This November my wife and I will celebrate our 15th anniversary. I began to think through our time together, the great times, the average times, and believe it or not, the hard times. The most difficult time for me in our marriage was 6 months after we had our first child.
Having a child drastically changes the dynamics of a marriage. I soon began to realize, the undivided attention I once received from my spouse, was now divided between our child, the business that entailed, and myself. After 6 months of this change, I felt like I was at the bottom of the list. Supposedly my responsibility was to go to work, pay the bills, help out when I was home, and repeat the cycle. I began to ask myself a series of questions: Is this just how it has to be? Is this why people grow apart? Have we grown apart? Do I just need to learn to be happy doing my own thing?
After some time struggling with these questions, I can tell you the answer is ‘no.’ You can still have a great, strong marriage while raising kids. The key is, I have found, to be intentional in keeping quality time with your spouse.

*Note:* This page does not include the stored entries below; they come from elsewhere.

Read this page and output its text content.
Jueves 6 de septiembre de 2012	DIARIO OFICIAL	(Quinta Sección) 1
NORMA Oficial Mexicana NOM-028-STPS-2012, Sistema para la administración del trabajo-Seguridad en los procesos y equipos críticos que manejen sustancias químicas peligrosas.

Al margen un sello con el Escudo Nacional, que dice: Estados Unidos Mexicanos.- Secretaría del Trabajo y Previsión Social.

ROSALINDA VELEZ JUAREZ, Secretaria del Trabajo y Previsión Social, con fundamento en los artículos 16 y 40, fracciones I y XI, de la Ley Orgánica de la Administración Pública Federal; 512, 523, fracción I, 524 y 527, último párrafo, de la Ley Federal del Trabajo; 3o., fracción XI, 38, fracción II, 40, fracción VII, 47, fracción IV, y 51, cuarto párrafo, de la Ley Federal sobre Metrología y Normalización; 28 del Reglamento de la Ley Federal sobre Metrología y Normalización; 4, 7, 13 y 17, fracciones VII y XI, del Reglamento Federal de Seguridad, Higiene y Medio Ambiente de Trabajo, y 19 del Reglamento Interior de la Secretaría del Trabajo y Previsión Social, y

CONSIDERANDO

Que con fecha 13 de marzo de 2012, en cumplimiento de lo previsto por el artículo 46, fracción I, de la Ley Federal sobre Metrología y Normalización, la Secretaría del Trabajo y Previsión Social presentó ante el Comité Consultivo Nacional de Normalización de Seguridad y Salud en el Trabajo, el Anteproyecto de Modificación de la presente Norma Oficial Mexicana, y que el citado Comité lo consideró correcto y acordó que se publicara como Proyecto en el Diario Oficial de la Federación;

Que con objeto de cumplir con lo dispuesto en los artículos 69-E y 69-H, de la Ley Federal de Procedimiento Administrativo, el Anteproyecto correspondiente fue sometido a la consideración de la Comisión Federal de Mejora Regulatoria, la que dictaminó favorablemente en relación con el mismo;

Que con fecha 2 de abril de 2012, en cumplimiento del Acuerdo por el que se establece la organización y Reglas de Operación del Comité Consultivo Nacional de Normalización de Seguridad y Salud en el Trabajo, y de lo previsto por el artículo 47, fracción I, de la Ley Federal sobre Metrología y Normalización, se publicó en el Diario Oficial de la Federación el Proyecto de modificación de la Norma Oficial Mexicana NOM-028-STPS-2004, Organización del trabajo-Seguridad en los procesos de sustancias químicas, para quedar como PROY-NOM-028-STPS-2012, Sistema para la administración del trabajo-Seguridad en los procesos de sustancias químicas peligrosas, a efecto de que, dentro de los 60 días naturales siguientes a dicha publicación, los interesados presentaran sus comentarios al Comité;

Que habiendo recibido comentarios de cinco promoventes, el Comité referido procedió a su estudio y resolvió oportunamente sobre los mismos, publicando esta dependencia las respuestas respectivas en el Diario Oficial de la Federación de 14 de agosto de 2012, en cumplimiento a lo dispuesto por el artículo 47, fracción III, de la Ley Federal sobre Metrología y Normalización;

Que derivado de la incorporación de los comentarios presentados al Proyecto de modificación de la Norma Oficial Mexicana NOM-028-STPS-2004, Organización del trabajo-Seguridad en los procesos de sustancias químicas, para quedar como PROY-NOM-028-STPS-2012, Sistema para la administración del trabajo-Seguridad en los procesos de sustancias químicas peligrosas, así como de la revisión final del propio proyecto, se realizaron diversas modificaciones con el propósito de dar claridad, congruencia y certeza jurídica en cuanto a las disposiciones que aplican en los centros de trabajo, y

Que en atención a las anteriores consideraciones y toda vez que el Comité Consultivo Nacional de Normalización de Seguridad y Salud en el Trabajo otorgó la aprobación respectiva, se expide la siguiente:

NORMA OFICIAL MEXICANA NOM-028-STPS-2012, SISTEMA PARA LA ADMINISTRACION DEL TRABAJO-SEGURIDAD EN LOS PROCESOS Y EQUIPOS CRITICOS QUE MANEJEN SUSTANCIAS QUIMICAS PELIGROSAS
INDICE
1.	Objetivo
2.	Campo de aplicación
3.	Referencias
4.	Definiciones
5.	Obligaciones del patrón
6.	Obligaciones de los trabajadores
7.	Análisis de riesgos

How can you be intentional?
Build quality time into your daily routine. One of the greatest things we did for our family was to solidify a routine. For the most part, we wake up the same time, eat at the same times, and go to sleep at the same times every day. That routine allows us to have quality time together daily. For us it is every evening from 9-10pm after our children are in bed. For you that may be a different time, the import thing is to have it somewhere in your routine.
Keep weekly date nights with your spouse. It’s somewhat strange that our culture has a practice of ending dating after marriage. You will never know your spouse completely. Part of the excitement of marriage is in pursuing your spouse and knowing he or she on a progressively deeper level.
Remove distractions. I am guessing as you read the first two tips on being intentional, something inside of you said, “Yeah right, who has time for that?” I would have to say that most people have that reaction, but I would propose it is largely a priority problem. How can I say that? Statistics show the average person spends just over 5 hours per day watching TV. Combine that with time on the phone or tablet and you begin to see the picture of why most people are too busy. The key to quality time is to remove these distractions. Shut off the TV, put your phone and tablet away, spend some time with the one you married.
Quality time is so crucial to the health of your marriage and your family. Wherever you are at in your marriage journey--good times or hard--I would encourage you to find and incorporate more quality time together. I think you will find the time investment is well worth it.